Google chairman Eric Schmidt was one of the few West Coast representatives at a private summit of tech leaders hosted by New York City Mayor Michael Bloomberg and Bloomberg Philanthropies yesterday. The topic at hand: how New York and the US can "keep the edge" in tech innovation.
After the off-the-record conversation, which was reportedly interesting but not immediately actionable, Schmidt joined Mayor Bloomberg for a press conference. Faced with reporters and cameras at the headquarters of a New York startup, Boxee, the chairman proceeded to talk up Silicon Alley — and Mayor Bloomberg.
"When you study innovation now, you understand that innovation occurs in cities, and it's highly likely to occur in cities which have just the right combination of things," Schmidt said. "You have to have money, you have to have the right people, you have to have a reason for people to come here. But perhaps most important, you have to have a committed leader, in this case in the form of the mayor, who is willing to make it happen. What we've seen over and over again is a commitment to making New York City a viable alternative to Silicon Valley and a place where true innovation occurs for the global good."

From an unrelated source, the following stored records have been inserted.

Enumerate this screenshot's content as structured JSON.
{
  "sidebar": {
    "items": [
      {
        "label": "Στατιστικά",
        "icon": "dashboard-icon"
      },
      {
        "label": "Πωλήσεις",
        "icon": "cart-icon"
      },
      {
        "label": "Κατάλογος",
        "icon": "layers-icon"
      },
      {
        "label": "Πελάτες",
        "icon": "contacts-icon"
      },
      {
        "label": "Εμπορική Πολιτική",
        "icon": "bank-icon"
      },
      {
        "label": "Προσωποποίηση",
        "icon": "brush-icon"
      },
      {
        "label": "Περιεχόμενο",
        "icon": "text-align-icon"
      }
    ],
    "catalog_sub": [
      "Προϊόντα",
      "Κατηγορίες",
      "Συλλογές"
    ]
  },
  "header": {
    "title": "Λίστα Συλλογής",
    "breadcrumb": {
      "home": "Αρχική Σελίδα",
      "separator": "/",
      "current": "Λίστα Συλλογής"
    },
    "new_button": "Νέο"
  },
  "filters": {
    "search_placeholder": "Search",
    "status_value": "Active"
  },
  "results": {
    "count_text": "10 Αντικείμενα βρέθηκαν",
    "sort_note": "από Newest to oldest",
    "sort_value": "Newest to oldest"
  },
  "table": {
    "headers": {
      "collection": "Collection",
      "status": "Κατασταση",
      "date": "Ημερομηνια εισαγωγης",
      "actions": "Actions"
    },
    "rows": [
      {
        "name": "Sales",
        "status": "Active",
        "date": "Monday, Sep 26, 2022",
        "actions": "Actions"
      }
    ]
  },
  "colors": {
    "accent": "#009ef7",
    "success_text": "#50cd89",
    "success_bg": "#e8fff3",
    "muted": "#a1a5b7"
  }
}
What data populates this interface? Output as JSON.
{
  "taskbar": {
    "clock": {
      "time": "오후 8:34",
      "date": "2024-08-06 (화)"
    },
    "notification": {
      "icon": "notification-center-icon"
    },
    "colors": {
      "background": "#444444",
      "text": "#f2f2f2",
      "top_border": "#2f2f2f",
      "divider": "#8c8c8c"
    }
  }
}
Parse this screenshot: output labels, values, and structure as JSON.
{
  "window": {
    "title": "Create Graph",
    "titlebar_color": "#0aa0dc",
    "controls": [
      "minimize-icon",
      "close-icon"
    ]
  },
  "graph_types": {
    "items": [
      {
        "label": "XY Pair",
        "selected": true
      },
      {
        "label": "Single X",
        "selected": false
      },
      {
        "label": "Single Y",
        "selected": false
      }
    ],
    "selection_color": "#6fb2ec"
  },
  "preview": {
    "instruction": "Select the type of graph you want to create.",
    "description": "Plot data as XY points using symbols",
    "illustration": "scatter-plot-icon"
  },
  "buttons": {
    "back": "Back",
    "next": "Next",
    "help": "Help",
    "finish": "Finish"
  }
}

"I think it's good for Silicon Valley to have a competitor."
Mayor Bloomberg has worked hard in his third term to push initiatives to benefit the city's tech industry, most notably the creation of an applied sciences campus near Manhattan in partnership with Cornell and Technion universities. Venture capital investing in New York companies has grown faster than in other regions, and the city is now the nation's second-largest tech hub by dollars invested.
"I think that structure is going to be true for a while and I think it's good for Silicon Valley to have a competitor," Schmidt said. "This is going to be a phenomenal growth story for New York for decades to come."
Schmidt's appearance at the summit and the press conference are in keeping with his new role wandering the Earth doing publicity for Google. The company "made a decision a long time ago to invest in New York City," Schmidt said. Google employs more than 3,000 people in New York and made a massive local investment at the end of 2010 when it bought a brick building that takes up an entire city block for a reported $1.8 billion. Google will continue to invest in New York and make acquisitions there, Schmidt promised.
Supporting the young startup industry unifies New York City's entrepreneurs
Supporting the young startup industry unifies New York City's tech entrepreneurs, who would probably otherwise be at each other's throats in the battle over scarce talent. Startups are being founded and funded in New York left and right, and the city is filled with entrepreneurs who are passionate about the internet. However, Silicon Alley is still lacking in veterans and big exits. "It's not that it needs to be kickstarted, but maybe we need to add more fuel to the fire," said Boxee founder Avner Ronen. "The graduating class is still small."
Kickstarter cofounder Perry Chen, Twitter CEO Dick Costolo, and Union Square Ventures founder Fred Wilson were also among the 44 entrepreneurs, venture capitalists, and government officials who gathered for the summit that brought Schmidt to town. The discussion reportedly centered around how to attract and train skilled techies to fill the scores of empty startup jobs in New York and around the country, a task Bloomberg feels the federal government has fallen down on.
Bloomberg, of course, started his own fantastically-successful company around a tech product: the Bloomberg financial data terminal. The mayor's time in office be over in just over a year, but he seems determined to make a robust New York tech sector part of his legacy.